Brissot, dans le Patriote, fit cet éloge illimité du discours de Saint-Just:
« Saint-Just traite la question à fond, et sous tous ses rapports politiques et moraux; il déploie de l'esprit, de la chaleur et de la philosophie, et honore son talent en défendant la liberté du commerce » (N° 1207, p. 622)
Cet éloge étourdi, insensé, donné par l'homme le plus considérable de la Gironde à l'adversaire de Cambon, dut prouver à celui-ci qu'il n'avait à attendre aucun appui de la droite.
La déclamation du jeune homme était accueillie par elle, sans qu'elle s'aperçût seulement que ce discours renversait la pierre angulaire de la Révolution, l'assignat.
Ébranler la foi à cette base de papier, la rendre chancelante, dans une telle crise, dans des besoins si impérieux, et lorsqu'on ne proposait, en réalité, aucun moyen sérieux qui y suppléât, c'était une grande légèreté, une étonnante ignorance de la situation.
Triple faute. Robespierre voulait une petite guerre bornée, décourageait la grande guerre de la révolution du monde.
— Saint-Just déchirait le papier qui seul soutenait cette guerre; il immobilisait la terre mobilisée par l'assignat, coupait l'aile à la Révolution.
— Et la Gironde, à cela que disait-elle, elle qui, jusque-là, lançait la guerre et l'assignat?

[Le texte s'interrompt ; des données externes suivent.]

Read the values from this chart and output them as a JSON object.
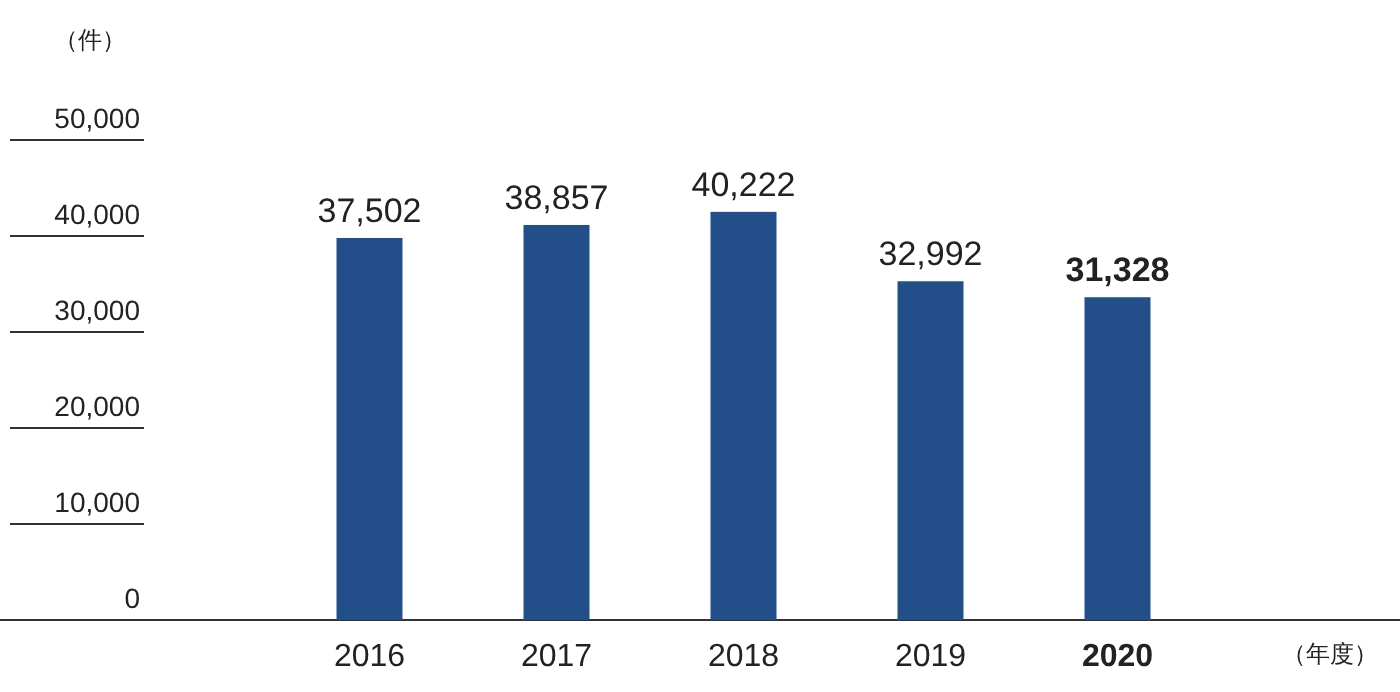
{
  "chart_data": {
    "type": "bar",
    "ylabel": "（件）",
    "xlabel": "（年度）",
    "categories": [
      "2016",
      "2017",
      "2018",
      "2019",
      "2020"
    ],
    "values": [
      37502,
      38857,
      40222,
      32992,
      31328
    ],
    "value_labels": [
      "37,502",
      "38,857",
      "40,222",
      "32,992",
      "31,328"
    ],
    "color": "#224f8a",
    "ylim": [
      0,
      50000
    ],
    "yticks": [
      {
        "value": 0,
        "label": "0"
      },
      {
        "value": 10000,
        "label": "10,000"
      },
      {
        "value": 20000,
        "label": "20,000"
      },
      {
        "value": 30000,
        "label": "30,000"
      },
      {
        "value": 40000,
        "label": "40,000"
      },
      {
        "value": 50000,
        "label": "50,000"
      }
    ],
    "grid": false
  }
}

La Gironde ? chose incroyable, elle applaudissait.
Il y avait là-dessous, on est tenté de le croire, des rivalités fâcheuses, une envie peu honorable.
Les Girondins, très-probablement, goûtaient peu la surveillance de Cambon sur Clavières, leur ministre des finances.
Cambon, délaissé de la Gironde, avait à faire de deux choses l'une, ou s'en aller comme Barère, faire amende honorable aux Jacobins, se soumettre à Robespierre, subordonner les affaires aux déclamations et demander conseil à la science de Saint-Just, ou bien, passer pardessus, précipiter au delà de la prudence jacobine le char de la Révolution, pousser la guerre et réglementer la conquête de manière à ce qu'elle fût la Révolution elle-même.
Il ne s'adressa ni à la Gironde ni à la Montagne, mais à la Convention, et, contrairement aux idées émises par Robespierre, il proposa, le 15 décembre, le grand et terrible décret de la guerre révolutionnaire, la charte de la conquête, ou plutôt de la délivrance.
Personne ne contredit.
C'était la Révolution, cette fois, qui avait parlé elle; c'était le second coup de trompette qu'elle sonnait aux nations.